Diese sei gar nicht notwendig – argumentierte Dr. Oliver Pragal von der Prevent AG, einer Beratungsgesellschaft für Prävention und Aufklärung im Bereich von Wirtschaftskriminalität und struktureller Korruption. Er verwies auf einen Beschluss des Bundesgerichtshofs (BGH) vom 25. November 2003, wonach ein Vertragsarzt Untreue begehe, wenn er wissentlich eindeutig nicht notwendige medizinische Leistungen verschreibe. Der Vertragsarzt habe laut BGH eine Vermögensbetreuungspflicht gegenüber der Krankenkasse, da er bei der Verordnung von Sachleistungen kraft der ihm durch das Kassenarztrecht verliehenen Kompetenzen als ihr Vertreter handele. Führe man diesen Argumentationsgang weiter und erkenne den Vertragsarzt als einen Beauftragten der Krankenkasse an, so könne der § 299 StGB „Bestechlichkeit und Bestechung im geschäftlichen Verkehr“ für die niedergelassenen Kassenärzte in gleicher Weise angewandt werden wie für Krankenhausärzte. § 299 Abs. 1 StGB lautet:
Wer als Angestellter oder Beauftragter eines geschäftlichen Betriebes im geschäftlichen Verkehr einen Vorteil für sich oder einen Dritten als Gegenleistung dafür fordert, sich versprechen lässt oder annimmt, dass er einen anderen bei dem Bezug von Waren oder gewerblichen Leistungen im Wettbewerb in unlauterer Weise bevorzuge, wird mit Freiheitsstrafe bis zu drei Jahren oder mit Geldstrafe bestraft.

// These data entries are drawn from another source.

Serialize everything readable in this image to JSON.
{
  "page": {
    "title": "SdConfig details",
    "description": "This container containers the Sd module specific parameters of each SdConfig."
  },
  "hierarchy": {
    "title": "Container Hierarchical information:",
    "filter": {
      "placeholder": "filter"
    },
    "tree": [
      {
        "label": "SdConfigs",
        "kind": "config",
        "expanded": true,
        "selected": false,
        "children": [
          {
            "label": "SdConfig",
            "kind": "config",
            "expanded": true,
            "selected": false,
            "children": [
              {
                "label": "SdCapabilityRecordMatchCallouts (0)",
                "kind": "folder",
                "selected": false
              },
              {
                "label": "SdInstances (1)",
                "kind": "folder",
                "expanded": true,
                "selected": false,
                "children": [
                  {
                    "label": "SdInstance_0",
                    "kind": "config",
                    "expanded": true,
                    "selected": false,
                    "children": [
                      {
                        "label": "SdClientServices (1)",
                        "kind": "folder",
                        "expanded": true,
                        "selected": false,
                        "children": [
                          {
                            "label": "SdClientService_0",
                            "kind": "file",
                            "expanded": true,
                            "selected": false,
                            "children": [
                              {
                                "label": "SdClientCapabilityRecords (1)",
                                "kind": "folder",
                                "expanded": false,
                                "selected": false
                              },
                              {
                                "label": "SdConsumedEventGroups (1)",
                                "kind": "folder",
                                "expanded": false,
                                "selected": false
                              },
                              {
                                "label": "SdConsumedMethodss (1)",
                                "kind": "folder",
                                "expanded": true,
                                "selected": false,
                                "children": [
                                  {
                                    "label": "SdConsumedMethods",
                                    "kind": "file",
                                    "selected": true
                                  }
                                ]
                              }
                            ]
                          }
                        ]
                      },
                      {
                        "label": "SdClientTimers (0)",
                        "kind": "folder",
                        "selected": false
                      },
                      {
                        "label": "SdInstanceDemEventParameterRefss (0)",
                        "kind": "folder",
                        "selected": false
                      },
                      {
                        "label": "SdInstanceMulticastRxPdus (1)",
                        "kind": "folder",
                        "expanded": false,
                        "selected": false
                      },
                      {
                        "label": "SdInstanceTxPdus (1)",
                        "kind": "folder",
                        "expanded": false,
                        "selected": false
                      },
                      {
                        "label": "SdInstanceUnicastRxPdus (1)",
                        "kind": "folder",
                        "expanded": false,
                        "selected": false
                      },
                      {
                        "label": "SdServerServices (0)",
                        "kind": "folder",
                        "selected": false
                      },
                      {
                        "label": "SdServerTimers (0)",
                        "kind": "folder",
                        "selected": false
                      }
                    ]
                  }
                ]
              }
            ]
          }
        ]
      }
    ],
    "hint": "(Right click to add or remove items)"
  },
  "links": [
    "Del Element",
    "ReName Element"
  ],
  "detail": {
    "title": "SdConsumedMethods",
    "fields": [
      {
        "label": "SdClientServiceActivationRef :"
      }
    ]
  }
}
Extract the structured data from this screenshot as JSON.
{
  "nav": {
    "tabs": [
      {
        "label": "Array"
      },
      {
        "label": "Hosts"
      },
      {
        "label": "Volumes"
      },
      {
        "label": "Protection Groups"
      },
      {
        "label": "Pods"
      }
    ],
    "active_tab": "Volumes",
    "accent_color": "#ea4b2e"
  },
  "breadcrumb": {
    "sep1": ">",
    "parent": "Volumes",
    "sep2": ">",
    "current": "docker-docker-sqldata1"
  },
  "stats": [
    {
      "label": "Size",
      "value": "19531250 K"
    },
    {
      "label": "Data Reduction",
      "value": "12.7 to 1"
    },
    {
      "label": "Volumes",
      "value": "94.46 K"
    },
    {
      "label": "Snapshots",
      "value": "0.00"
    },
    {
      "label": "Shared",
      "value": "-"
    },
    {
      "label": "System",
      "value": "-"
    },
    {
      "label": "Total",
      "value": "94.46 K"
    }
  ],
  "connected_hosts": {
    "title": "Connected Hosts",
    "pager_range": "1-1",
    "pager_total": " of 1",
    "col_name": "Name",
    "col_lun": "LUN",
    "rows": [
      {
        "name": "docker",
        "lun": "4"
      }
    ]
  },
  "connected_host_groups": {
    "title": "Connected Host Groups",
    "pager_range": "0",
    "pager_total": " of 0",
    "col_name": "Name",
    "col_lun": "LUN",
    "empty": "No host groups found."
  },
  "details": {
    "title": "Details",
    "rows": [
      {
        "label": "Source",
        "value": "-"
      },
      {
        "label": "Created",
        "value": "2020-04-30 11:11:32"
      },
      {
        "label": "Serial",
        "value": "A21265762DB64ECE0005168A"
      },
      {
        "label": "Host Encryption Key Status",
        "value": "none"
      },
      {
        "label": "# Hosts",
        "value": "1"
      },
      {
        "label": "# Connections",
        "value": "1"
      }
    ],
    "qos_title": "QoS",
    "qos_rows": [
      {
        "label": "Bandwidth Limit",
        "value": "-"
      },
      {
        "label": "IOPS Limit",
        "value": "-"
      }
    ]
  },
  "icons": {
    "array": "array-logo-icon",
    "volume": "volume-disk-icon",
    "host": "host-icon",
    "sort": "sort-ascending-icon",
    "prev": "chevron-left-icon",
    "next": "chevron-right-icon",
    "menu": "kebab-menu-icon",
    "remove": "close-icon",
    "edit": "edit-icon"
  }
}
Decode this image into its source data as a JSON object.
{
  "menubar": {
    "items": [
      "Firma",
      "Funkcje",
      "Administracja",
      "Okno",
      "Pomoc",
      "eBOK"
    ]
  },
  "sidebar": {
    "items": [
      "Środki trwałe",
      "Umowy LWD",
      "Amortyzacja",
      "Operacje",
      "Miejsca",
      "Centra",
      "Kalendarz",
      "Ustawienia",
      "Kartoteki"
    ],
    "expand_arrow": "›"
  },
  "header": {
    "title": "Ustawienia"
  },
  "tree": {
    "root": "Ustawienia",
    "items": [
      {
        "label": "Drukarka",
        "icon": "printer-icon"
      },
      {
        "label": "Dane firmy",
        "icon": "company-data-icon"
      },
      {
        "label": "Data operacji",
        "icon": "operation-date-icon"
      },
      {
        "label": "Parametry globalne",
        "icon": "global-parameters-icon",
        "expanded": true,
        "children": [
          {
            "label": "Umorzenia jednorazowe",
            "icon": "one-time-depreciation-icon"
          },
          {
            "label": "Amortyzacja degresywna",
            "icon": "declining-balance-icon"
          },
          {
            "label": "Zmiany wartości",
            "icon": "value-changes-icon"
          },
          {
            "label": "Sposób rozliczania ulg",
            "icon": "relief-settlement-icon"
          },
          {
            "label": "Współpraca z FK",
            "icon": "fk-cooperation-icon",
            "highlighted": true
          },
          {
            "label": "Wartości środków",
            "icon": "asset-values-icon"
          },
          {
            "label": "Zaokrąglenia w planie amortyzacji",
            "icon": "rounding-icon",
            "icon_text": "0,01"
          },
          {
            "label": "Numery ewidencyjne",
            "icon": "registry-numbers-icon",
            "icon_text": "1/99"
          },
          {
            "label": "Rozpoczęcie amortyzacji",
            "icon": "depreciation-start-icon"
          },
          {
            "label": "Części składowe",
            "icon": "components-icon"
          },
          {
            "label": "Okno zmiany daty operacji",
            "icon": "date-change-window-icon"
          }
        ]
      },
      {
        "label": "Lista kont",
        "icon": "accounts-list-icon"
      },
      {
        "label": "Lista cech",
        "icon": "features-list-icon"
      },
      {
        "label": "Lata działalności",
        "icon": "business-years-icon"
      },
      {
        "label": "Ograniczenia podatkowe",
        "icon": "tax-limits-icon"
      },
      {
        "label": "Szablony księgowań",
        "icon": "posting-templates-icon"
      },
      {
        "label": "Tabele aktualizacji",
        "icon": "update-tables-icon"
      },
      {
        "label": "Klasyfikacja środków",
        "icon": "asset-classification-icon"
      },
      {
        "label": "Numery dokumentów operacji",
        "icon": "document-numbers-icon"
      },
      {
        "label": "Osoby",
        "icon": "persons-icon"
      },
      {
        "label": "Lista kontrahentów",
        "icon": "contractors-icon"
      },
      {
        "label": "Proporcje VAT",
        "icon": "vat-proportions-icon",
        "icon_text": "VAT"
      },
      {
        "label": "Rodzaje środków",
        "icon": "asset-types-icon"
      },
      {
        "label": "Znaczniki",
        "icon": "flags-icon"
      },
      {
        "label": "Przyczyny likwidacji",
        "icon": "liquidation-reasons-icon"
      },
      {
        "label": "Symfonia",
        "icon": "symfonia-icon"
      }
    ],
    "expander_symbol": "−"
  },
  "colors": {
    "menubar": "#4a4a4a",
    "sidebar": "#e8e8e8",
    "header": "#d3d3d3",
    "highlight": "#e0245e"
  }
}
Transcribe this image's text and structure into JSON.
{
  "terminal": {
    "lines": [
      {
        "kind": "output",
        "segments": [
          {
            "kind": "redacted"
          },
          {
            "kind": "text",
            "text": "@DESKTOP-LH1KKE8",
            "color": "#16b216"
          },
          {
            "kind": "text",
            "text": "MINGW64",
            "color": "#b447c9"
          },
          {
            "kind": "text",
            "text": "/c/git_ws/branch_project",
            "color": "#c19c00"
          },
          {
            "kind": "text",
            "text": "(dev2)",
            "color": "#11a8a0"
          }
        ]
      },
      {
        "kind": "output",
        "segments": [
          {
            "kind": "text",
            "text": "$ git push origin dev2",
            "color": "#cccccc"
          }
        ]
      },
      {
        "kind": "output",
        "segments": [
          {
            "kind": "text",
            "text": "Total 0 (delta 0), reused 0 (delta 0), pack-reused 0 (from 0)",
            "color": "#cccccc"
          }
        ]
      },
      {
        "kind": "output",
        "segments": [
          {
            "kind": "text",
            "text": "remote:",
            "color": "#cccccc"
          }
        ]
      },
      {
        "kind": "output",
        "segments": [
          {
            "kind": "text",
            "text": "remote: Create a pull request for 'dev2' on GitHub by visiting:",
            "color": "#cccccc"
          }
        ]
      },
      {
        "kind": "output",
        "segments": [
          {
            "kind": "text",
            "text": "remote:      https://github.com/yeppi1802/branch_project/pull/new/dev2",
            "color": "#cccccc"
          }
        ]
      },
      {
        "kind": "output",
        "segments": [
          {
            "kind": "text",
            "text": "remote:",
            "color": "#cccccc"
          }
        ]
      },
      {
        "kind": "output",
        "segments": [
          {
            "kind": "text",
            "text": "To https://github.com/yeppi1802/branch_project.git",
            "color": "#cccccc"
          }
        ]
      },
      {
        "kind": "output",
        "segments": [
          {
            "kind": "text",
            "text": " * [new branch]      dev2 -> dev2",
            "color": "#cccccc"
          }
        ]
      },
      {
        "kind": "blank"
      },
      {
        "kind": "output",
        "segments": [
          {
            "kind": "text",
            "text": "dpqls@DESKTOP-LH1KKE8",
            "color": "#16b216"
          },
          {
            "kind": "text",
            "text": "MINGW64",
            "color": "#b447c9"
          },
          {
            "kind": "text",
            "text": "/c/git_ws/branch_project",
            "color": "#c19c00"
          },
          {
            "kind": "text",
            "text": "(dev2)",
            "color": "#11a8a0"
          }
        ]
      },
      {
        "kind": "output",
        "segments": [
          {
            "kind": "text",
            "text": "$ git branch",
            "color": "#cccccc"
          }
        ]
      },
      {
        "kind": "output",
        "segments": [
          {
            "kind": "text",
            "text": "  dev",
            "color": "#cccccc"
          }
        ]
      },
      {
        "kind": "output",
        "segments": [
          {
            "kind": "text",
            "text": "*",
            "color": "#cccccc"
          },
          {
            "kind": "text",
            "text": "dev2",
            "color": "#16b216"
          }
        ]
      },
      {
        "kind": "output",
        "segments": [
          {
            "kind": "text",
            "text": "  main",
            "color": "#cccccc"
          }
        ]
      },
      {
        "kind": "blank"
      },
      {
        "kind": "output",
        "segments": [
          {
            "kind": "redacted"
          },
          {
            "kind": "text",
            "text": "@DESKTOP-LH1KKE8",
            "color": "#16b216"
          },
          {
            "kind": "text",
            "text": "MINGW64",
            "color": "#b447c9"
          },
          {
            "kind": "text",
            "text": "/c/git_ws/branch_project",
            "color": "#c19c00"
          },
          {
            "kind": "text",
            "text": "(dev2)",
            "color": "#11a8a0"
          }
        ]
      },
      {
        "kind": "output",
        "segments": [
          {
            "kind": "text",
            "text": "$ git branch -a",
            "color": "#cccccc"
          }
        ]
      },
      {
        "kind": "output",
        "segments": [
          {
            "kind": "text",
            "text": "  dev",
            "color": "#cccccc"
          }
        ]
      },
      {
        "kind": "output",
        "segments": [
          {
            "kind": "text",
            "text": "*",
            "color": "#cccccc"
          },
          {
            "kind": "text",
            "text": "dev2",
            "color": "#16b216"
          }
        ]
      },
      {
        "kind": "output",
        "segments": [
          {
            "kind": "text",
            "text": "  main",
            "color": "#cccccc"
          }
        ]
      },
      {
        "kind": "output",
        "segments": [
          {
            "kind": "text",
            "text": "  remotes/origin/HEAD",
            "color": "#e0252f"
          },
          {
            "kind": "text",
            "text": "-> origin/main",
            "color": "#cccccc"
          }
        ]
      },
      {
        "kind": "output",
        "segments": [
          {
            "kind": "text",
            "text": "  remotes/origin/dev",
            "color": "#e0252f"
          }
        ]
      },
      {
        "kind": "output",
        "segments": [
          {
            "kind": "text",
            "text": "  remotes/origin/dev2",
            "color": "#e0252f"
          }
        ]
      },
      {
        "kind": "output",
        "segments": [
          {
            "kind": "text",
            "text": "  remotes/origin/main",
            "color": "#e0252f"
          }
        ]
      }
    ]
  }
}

Noch hat diese Rechtsauffassung, Korruption im niedergelassenen Bereich genauso zu verfolgen wie in Krankenhäusern, keinen Eingang in die juristische Praxis gefunden. Nach Auffassung von Pragal sind viele Staatsanwälte, auch wenn sie Sympathien dafür hegen, sehr vorsichtig beim Betreten von juristischem Neuland. Derzeit warteten sie auf die Entscheidung eines Präzedenzfalles.